By Susan Tebben
Ohio Capital Journal
A bill giving a tax credit to donors for pregnancy centers who promote carrying a pregnancy to term was approved in the state House Ways and Means Committee on Tuesday, moving it toward a full House vote.
Supporters and critics of House Bill 297 made their cases in the fourth committee hearing on the bill, including a member of the one of the nine remaining abortion clinics in the state. Seven are ambulatory surgical clinics, and two are medication abortion services, according to NARAL.
The bill allows tax credit for cash donations to non-profit, federally tax-exempt pregnancy centers, “the principal purpose of which is to provide free assistance for pregnant women in carrying their pregnancies to term,” according to analysis of the bill done by the Ohio Legislative Service Commission.
The credit would be 50 percent of the annual donation made.
Committee Chair Derek Merrin, R-Monclova Township, presented amendments to the bill, which included a cap of $1,000 for any tax credit and an expiration date for the credits of 2025. Merrin also said the amended bill would limit donations to pregnancy centers within the state of Ohio.
“I think this amendment goes a long way in strengthening this bill, and also putting it in a position to make it all the way through the legislature,” Merrin said.
Amendments were approved on a vote of 12 to 7 along party lines.
Supporters of the bill say the tax credit incentivizes donors to give money to their centers, which rely on donations to help with their programs and services.

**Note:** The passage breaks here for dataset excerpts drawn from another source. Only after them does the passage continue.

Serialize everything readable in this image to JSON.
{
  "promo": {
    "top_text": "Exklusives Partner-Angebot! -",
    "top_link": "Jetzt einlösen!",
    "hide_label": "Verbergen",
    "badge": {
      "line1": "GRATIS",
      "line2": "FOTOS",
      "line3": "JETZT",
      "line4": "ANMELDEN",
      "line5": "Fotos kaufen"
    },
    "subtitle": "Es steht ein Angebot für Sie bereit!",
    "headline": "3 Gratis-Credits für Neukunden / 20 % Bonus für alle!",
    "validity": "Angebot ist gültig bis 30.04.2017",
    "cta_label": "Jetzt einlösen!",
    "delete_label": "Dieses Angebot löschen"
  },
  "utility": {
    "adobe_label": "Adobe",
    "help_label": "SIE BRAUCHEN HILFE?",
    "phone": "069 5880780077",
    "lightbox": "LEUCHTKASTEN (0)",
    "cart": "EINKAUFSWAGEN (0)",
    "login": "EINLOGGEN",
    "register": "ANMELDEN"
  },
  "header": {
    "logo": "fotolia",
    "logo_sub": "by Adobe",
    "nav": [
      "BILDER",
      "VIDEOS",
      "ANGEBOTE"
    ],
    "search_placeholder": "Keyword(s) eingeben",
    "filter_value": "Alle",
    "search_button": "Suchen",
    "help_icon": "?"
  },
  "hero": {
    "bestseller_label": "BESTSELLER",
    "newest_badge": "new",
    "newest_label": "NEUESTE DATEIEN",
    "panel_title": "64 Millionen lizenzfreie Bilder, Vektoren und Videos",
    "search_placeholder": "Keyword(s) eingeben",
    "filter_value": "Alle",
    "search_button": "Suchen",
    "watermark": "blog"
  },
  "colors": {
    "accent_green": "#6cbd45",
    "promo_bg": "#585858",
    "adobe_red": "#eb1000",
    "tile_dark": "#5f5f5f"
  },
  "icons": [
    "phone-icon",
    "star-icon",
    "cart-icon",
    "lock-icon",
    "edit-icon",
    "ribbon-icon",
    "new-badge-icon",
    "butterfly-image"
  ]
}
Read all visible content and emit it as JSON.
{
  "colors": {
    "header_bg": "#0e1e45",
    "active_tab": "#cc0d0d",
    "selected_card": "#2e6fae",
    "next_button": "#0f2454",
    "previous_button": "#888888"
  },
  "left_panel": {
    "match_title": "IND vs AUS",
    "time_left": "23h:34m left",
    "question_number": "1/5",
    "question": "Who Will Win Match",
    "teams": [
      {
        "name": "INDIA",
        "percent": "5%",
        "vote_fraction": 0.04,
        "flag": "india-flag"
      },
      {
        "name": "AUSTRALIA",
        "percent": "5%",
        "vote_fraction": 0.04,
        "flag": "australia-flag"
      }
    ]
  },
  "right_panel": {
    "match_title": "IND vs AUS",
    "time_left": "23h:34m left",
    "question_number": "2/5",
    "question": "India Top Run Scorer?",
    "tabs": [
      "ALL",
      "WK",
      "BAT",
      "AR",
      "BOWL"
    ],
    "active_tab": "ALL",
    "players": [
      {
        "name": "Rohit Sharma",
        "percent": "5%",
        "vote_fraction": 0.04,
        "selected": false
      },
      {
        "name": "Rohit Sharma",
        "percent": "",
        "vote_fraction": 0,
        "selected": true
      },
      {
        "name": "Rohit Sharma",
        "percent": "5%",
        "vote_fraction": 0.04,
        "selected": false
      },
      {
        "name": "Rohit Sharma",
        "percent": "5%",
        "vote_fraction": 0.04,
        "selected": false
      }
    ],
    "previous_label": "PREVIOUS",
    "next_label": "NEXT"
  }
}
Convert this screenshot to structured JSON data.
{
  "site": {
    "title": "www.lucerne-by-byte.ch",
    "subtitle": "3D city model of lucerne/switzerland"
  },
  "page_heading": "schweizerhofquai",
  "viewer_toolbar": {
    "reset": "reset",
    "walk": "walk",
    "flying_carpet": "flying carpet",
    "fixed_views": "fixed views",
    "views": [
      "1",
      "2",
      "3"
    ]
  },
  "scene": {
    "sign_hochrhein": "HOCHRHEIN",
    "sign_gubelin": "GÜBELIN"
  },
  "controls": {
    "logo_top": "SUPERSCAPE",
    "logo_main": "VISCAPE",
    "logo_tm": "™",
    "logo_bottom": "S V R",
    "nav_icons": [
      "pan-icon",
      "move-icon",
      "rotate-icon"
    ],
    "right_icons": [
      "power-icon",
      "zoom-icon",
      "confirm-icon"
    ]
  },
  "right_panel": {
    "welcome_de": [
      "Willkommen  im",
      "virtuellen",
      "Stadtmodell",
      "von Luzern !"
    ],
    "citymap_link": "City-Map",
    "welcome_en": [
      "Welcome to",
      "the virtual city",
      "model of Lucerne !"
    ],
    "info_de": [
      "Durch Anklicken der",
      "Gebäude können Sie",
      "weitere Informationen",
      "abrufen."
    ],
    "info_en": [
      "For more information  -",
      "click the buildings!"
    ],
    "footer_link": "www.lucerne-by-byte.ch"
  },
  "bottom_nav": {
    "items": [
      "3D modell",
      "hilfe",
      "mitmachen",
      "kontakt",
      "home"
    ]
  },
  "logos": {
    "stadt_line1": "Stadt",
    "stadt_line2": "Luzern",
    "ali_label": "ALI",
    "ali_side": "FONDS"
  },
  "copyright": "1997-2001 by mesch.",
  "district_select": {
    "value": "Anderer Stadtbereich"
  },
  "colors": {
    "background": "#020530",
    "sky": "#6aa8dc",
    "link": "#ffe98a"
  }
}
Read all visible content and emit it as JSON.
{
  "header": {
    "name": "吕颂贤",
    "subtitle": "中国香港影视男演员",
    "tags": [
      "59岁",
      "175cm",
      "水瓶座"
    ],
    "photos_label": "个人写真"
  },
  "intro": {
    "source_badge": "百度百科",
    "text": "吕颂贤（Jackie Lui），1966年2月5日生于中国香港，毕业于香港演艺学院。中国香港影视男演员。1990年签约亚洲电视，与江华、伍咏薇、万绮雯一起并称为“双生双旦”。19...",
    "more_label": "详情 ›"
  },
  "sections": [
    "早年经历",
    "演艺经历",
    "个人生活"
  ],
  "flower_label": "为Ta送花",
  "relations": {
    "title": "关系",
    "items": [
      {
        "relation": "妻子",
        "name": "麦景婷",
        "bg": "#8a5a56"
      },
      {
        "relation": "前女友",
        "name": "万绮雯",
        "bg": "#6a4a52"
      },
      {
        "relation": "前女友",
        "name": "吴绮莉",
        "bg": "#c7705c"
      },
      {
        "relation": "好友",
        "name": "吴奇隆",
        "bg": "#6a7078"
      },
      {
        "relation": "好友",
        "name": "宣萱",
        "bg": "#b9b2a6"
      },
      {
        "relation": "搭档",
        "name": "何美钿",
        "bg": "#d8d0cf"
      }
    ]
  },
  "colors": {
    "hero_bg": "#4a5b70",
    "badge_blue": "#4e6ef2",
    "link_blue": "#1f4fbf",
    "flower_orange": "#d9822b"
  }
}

“We have a governor who has made the welfare of children a very high priority in his administration,” said Vivian Koob, founder and executive director of Elizabeth’s New Life Center in Dayton. “This initiative fits very well with those priorities which are shared by a vast majority of our Ohio congressmen and senators.”
The patient care advocate for Capital Care Toledo, Amelia Stower, said this bill promotes Crisis Pregnancy Centers (CPCs) that are doing work which is “harmful and wrong.”
“CPC’s are dangerous — they deceive and lie to patients,” Stower testified. “When people go to CPCs, they will get religion based lectures on how abortion is wrong. They will use scare tactics such as the false claim that there is a link between breast cancer and abortions or that have an abortion will cause future miscarriages or infertility.”
Koob and others from the Dayton center decried arguments that they were not medical facilities, and listed off medical professionals that work within their center.
“What we do not do is promote or refer for abortion,” Koob said. “We are grounded in natural law, which is supported by our faith beliefs, that all life is precious and that each human person should be treated with the respect and dignity they deserve as children of our creator.”
Planned Parenthood Advocates of Greater Ohio’s vice president for Government Affairs and Public Advocacy, Lauren Blauvelt-Copelin, challenged the legislature for diverting money away from her organization only to bring tax incentives forward for CPCs.
“Now this committee wants to tip the scale even further away from real health care providers to fake clinics,” Blauvelt-Copelin said in a written statement to the committee. “This tax incentive is unlike any other in Ohio and puts Crisis Pregnancy Centers above all other charitable and service-providing entities in Ohio.”
The bill now moves to the House Rules and Reference Committee before being presented to the Ohio House for a full vote.